DSC_8473_DxOMais ce n’est pas fini. A Arcata (superbe allitération), il y a également un cinéma art et essai ainsi qu’un petit théâtre. Pour finir, je ne sais pas s’ils ont fait ça spécialement pour moi, mais le dernier soir où j’y suis resté, autour de la place centrale, c’était la grande soirée magasins ouverts jusqu’à 21h. Attendez, ne partez pas, si ce n’était que ça, mais non. Déjà je ne vous parle pas de magasins internationaux style Gap ou Zara mais de petites échoppes locales. De plus, non seulement tout le monde était dans la rue en papotant mais chaque magasin avait pour l’occasion embauché un groupe de musique live pour animer. ÇA c’est génial. C’est quand même autre chose que « Nature et Découverte » laissant son magasin ouvert en plein hiver en diffusant un CD de musique hypnotique ! Non ?

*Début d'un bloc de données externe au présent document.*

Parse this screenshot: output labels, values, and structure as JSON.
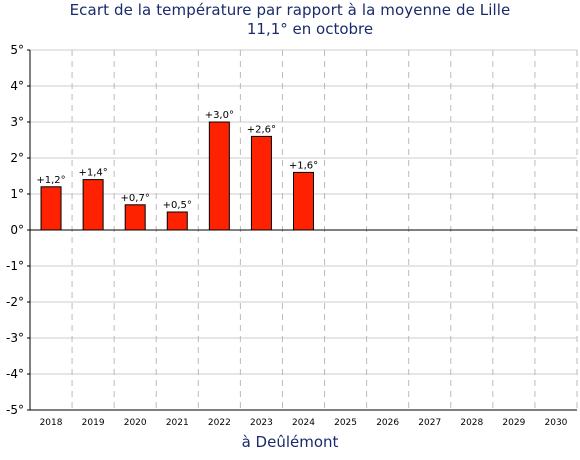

Il y avait même une camionette distribuant du thé chaud gratuit. Du coup, on déambule dans la rue, zappant de musique en musique, le tatoueur abritant un DJ et un chanteur de rap, le voisin hébergeant un quatuor à corde ou l’autre un groupe de jazz New Orleans. Du coup, fatalement, il y a également quelques autres groupes dans la rue, invités par la municipalité dont un qui s’est amusé à reprendre quelques bons standards du rock bien énergiques. C’est d’ailleurs en commençant par eux que je me suis dit que c’était drôlement sympa ici. Mais c’était avant de plonger dans l’ambiance festive, malgré une soirée fraiche.

Arcata, je n’y suis pas resté si longtemps que ça (deux jours, à peine), la faute à la météo, à l’envie de bouger et d’autres paramètres plus difficiles à cerner. Mais, Arcata, en partant, je me suis dit, c’est les Etats-Unis qu’on aime aimer.